Duty and Rights are inseparable and reconcilable. There can be no rights without duties. Discharge of duties strengthens their own rights.

Gandhiji said: “The source of right is duty. If we all discharge our duties, rights will not be far to seek. If leaving duties unperformed we run after rights, they will escape us like will o’ the wisp, the more we pursue them, the further they will fly.”

  1. To abide by the Constitution and respect its ideals and institutions, the National Flag and the National Anthem.
  2. To cherish and follow the noble ideals which inspired our national struggle for freedom.
  3. To uphold and protect the sovereignty, unity and integrity of India.
  4. To defend the country and render national service when called upon to do so.
  5. To promote harmony and the spirit of common brotherhood amongst all the people of India transcending religious, linguistic and regional or sectional diversities; to renounce practices derogatory to the dignity of women.
  6. To value and preserve the rich heritage of our composite culture.
  7. To protect and improve the natural environment including forests, lakes, rivers and wildlife, and to have compassion for living creatures.
  8. To develop the scientific temper, humanism and the spirit of inquiry and reform.
  9. To safeguard public property and to abjure violence.
  10. To strive towards excellence in all spheres of individual and collective activity, so that the nation constantly rises to higher levels of endeavour and achievement.
  11. Every parent or guardian to provide opportunities for education to his child or ward between the age of 6 and 14 years.

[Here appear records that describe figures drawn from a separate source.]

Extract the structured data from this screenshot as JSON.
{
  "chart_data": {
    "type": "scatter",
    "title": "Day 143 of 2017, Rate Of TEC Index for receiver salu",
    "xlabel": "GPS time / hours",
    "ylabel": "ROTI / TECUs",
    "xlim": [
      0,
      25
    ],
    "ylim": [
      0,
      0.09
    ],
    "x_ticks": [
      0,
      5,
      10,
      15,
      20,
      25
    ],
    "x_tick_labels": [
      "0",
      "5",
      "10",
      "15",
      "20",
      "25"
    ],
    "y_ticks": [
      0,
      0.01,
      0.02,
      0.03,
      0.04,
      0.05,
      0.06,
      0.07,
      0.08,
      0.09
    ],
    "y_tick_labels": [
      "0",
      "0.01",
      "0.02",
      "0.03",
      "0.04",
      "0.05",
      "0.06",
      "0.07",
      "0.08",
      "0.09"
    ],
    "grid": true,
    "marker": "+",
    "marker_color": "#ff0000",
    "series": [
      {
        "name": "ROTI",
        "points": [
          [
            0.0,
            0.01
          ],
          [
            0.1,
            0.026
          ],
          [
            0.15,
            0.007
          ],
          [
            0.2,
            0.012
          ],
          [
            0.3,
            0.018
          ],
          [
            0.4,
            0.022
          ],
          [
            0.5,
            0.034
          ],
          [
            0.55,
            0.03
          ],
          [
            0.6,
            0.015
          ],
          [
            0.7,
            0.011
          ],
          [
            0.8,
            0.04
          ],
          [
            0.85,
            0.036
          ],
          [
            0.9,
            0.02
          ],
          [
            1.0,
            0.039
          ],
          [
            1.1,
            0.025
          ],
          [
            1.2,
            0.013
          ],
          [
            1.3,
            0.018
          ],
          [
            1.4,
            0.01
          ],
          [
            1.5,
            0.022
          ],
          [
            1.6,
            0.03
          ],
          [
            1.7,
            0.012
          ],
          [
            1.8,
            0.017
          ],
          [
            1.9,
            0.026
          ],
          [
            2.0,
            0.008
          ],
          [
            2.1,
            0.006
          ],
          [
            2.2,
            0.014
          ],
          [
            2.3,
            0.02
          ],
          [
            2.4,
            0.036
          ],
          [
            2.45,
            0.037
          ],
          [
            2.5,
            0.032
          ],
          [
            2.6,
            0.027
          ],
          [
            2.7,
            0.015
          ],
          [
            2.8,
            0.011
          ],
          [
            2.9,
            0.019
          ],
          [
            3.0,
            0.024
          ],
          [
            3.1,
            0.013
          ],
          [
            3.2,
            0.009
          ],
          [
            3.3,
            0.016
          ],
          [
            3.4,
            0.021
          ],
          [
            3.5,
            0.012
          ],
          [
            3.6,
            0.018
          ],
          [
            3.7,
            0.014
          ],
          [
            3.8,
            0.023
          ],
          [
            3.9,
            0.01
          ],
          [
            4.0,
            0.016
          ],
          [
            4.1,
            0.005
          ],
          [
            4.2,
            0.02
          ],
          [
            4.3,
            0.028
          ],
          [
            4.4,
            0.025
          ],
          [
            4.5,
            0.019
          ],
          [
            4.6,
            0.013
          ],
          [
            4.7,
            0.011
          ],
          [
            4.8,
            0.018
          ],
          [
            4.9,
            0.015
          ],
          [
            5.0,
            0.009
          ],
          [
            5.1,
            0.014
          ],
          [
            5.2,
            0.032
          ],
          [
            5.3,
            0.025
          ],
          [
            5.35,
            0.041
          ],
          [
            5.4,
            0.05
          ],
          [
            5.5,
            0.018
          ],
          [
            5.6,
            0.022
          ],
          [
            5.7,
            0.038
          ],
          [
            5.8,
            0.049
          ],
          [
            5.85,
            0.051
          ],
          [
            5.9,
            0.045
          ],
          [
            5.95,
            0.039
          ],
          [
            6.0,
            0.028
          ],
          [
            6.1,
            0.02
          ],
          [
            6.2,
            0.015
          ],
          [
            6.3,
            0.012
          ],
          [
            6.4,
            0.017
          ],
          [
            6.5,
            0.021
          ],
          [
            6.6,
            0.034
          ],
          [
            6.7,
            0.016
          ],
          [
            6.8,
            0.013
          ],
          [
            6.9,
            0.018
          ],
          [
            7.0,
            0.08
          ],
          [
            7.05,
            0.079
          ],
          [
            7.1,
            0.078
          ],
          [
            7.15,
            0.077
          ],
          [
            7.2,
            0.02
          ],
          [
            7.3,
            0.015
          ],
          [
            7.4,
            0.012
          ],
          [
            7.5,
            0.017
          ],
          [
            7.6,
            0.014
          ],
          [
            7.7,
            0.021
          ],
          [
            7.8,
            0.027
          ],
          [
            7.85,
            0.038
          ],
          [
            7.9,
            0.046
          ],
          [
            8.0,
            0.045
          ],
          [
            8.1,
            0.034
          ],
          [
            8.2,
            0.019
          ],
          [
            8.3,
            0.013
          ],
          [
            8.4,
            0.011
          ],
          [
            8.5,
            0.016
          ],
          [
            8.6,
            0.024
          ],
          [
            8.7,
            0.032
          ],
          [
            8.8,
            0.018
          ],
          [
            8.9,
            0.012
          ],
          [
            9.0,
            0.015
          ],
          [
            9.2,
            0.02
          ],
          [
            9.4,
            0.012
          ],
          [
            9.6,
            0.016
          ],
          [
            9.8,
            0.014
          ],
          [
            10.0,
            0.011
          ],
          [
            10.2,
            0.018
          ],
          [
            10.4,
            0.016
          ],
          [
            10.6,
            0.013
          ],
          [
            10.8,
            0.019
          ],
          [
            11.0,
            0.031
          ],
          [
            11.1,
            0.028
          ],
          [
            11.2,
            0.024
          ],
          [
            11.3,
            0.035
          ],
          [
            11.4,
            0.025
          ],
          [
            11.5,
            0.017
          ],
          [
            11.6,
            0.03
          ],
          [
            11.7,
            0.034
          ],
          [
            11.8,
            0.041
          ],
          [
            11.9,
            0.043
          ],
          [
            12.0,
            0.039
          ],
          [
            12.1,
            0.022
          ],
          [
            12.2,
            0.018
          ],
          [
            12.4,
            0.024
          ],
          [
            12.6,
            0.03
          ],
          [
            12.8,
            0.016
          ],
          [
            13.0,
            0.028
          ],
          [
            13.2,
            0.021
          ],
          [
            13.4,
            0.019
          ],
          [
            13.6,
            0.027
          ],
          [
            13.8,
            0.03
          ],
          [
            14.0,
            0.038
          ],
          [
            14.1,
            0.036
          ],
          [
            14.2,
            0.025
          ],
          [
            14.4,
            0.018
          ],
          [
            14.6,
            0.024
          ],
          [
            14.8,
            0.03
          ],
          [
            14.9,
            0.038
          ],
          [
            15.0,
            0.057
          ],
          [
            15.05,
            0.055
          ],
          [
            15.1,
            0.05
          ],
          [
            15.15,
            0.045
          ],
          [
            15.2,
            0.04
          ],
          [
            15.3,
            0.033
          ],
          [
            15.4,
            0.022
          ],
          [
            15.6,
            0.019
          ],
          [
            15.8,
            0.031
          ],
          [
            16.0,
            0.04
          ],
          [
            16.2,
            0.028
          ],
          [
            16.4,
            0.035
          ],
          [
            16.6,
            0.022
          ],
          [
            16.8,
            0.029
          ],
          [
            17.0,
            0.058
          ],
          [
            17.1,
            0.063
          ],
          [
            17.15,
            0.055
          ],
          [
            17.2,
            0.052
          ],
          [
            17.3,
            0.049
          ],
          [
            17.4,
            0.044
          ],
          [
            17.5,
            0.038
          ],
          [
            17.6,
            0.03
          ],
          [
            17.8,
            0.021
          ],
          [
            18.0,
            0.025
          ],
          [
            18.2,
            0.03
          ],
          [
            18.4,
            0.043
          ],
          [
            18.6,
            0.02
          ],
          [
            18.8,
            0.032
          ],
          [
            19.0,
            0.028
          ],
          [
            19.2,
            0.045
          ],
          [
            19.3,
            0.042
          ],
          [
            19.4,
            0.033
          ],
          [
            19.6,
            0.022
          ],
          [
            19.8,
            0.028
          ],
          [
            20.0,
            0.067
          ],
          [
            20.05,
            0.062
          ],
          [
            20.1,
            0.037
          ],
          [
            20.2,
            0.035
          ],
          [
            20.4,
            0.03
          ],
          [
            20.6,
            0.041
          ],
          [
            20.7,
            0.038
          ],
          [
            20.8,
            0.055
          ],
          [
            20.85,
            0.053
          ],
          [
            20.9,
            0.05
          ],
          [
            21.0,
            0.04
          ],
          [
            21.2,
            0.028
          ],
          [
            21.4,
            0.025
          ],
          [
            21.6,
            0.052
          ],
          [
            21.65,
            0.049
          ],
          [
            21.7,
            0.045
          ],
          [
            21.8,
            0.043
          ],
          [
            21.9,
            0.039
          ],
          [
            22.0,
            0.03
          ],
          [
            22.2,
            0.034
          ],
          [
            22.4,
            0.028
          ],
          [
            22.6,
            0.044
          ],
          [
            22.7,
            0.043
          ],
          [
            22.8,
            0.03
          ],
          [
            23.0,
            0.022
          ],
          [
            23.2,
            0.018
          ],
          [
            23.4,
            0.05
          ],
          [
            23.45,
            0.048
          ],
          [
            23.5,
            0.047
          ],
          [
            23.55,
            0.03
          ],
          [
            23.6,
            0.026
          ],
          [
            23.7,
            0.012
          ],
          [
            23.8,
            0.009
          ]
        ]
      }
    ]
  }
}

Some laws are enacted in order to make the duties a legal obligation and courts can certainly take the fundamental duties of citizens into consideration while construing a law amenable to more than one interpretation. There are several cases in which fundamental duties are interpreted as important as any other law. The high court of Allahabad in Ram Prasad vs State of UP(1988) held that the addition of Part 4A in the constitution has brought the performance of citizenship duties within the sphere of constitutional law and the purview of courts. Fundamental duties must be discharged in order to attain the objective of a just society as enshrined in the preamble.